Gerrymandering: A green light from SCOTUS
The Supreme Court just invited state legislators to go on a frenzy of gerrymandering, said Mitch Smith and Timothy Williams in The New York Times. In a 5-4 decision last week, the court’s conservative justices ruled that federal courts are powerless to stop state lawmakers from drawing electoral maps to favor their own party, no matter how outrageously partisan those efforts are. Writing for the majority in Rucho v. Common Cause, Chief Justice John Roberts conceded that partisan gerrymandering “leads to results that reasonably seem unjust”—but that the drawing of election districts is a “political question” beyond the judiciary branch’s authority. States will set new state and congressional maps after the 2020 census, and the court has now left the door wide open for the winning political party to cement its power for the next decade.
We all know who’s meant to benefit from this decision, said Zack Beauchamp in Vox.com.
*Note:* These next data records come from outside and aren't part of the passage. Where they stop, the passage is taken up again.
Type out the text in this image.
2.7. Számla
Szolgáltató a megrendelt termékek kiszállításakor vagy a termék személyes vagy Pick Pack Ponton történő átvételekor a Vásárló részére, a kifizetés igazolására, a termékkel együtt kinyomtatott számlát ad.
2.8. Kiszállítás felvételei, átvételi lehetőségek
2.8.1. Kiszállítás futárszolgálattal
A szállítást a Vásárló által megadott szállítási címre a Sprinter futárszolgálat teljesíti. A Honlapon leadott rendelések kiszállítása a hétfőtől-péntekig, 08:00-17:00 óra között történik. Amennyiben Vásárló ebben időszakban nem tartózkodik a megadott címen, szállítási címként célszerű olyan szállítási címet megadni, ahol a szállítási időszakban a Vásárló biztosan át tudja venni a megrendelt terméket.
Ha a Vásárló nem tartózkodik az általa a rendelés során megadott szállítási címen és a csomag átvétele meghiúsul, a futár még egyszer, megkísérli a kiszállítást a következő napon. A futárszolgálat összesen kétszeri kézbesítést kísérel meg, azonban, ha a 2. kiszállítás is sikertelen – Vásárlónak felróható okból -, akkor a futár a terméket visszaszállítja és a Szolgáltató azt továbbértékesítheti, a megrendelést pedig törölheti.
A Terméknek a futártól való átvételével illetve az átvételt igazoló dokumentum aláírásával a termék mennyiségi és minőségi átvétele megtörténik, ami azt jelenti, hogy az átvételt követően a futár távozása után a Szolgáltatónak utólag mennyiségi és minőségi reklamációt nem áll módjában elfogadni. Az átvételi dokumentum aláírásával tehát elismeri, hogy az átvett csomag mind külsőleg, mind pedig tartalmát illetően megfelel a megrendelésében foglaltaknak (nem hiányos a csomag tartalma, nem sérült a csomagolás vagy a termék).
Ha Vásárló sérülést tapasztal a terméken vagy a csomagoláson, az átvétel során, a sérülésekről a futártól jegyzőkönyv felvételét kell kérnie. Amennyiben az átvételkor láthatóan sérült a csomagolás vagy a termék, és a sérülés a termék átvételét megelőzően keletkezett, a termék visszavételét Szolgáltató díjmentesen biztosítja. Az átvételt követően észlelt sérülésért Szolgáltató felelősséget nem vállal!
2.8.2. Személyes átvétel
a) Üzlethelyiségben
Both parties gerrymander, but “there is no doubt that Republicans do it more and more shamelessly.” The GOP has used its dominance in state legislatures over the past decade to aggressively pack large numbers of Democratic voters into a handful of districts. Often these districts are urban and heavily black and Latino, diluting their representation and giving a fewer number of rural whites control of most state legislative and congressional seats. In 2018, for example, Republicans won 50 percent of the House vote in North Carolina but got 70 percent of House seats. The court’s decision “seriously undermines our already fragile democracy,” said Eric Foner in TheNation.com. “What is the difference between being denied access to the ballot box and living in a district designed so that your party is guaranteed to lose?”
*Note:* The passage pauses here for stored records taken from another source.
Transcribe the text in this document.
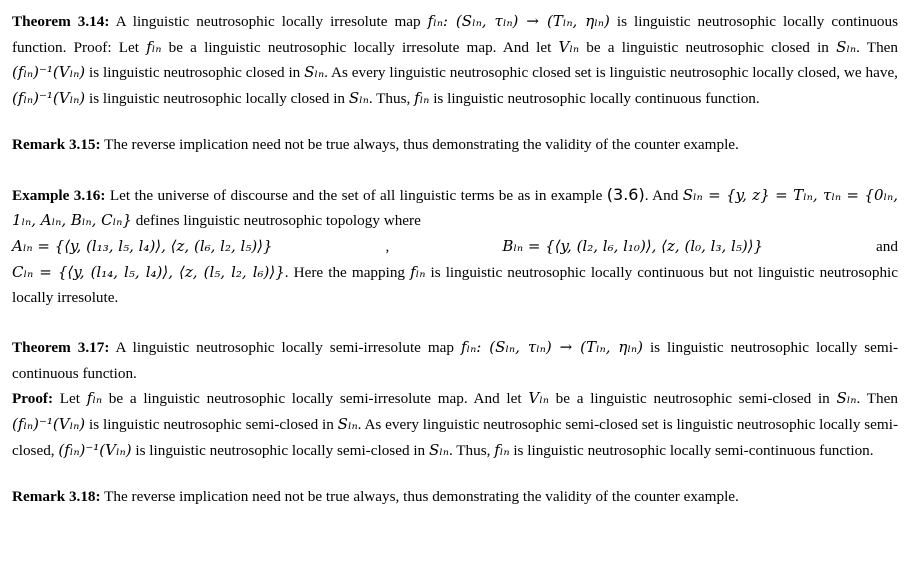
Theorem 3.14: A linguistic neutrosophic locally irresolute map fₗₙ: (Sₗₙ, τₗₙ) → (Tₗₙ, ηₗₙ) is linguistic neutrosophic locally continuous function. Proof: Let fₗₙ be a linguistic neutrosophic locally irresolute map. And let Vₗₙ be a linguistic neutrosophic closed in Sₗₙ. Then (fₗₙ)⁻¹(Vₗₙ) is linguistic neutrosophic closed in Sₗₙ. As every linguistic neutrosophic closed set is linguistic neutrosophic locally closed, we have, (fₗₙ)⁻¹(Vₗₙ) is linguistic neutrosophic locally closed in Sₗₙ. Thus, fₗₙ is linguistic neutrosophic locally continuous function.

Remark 3.15: The reverse implication need not be true always, thus demonstrating the validity of the counter example.

Example 3.16: Let the universe of discourse and the set of all linguistic terms be as in example (3.6). And Sₗₙ = {y, z} = Tₗₙ, τₗₙ = {0ₗₙ, 1ₗₙ, Aₗₙ, Bₗₙ, Cₗₙ} defines linguistic neutrosophic topology where

Aₗₙ = {⟨y, (l₁₃, l₅, l₄)⟩, ⟨z, (l₆, l₂, l₅)⟩}	,	Bₗₙ = {⟨y, (l₂, l₆, l₁₀)⟩, ⟨z, (l₀, l₃, l₅)⟩}	and

Cₗₙ = {⟨y, (l₁₄, l₅, l₄)⟩, ⟨z, (l₅, l₂, l₆)⟩}. Here the mapping fₗₙ is linguistic neutrosophic locally continuous but not linguistic neutrosophic locally irresolute.

Theorem 3.17: A linguistic neutrosophic locally semi-irresolute map fₗₙ: (Sₗₙ, τₗₙ) → (Tₗₙ, ηₗₙ) is linguistic neutrosophic locally semi-continuous function.

Proof: Let fₗₙ be a linguistic neutrosophic locally semi-irresolute map. And let Vₗₙ be a linguistic neutrosophic semi-closed in Sₗₙ. Then (fₗₙ)⁻¹(Vₗₙ) is linguistic neutrosophic semi-closed in Sₗₙ. As every linguistic neutrosophic semi-closed set is linguistic neutrosophic locally semi-closed, (fₗₙ)⁻¹(Vₗₙ) is linguistic neutrosophic locally semi-closed in Sₗₙ. Thus, fₗₙ is linguistic neutrosophic locally semi-continuous function.

Remark 3.18: The reverse implication need not be true always, thus demonstrating the validity of the counter example.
Gerrymandering does not mean the end of democracy, said Michael Barone in WashingtonExaminer.com. The dark art dates back to 19th-century Massachusetts Gov. Elbridge Gerry. And don’t forget that gerrymandered maps have often “backfired on their makers.” The suburbs, once a reliable conservative bastion, helped hand Democrats the House just last year. If you think the courts are politicized now, said Jonathan Rauch in TheAtlantic.com, just imagine if they got involved in deciding which district lines were “fair” or not. Gerrymandering opponents in each state should push for solutions like independent redistricting commissions. “Frustrating though that may seem today, in the longer run it is the sounder, surer path.”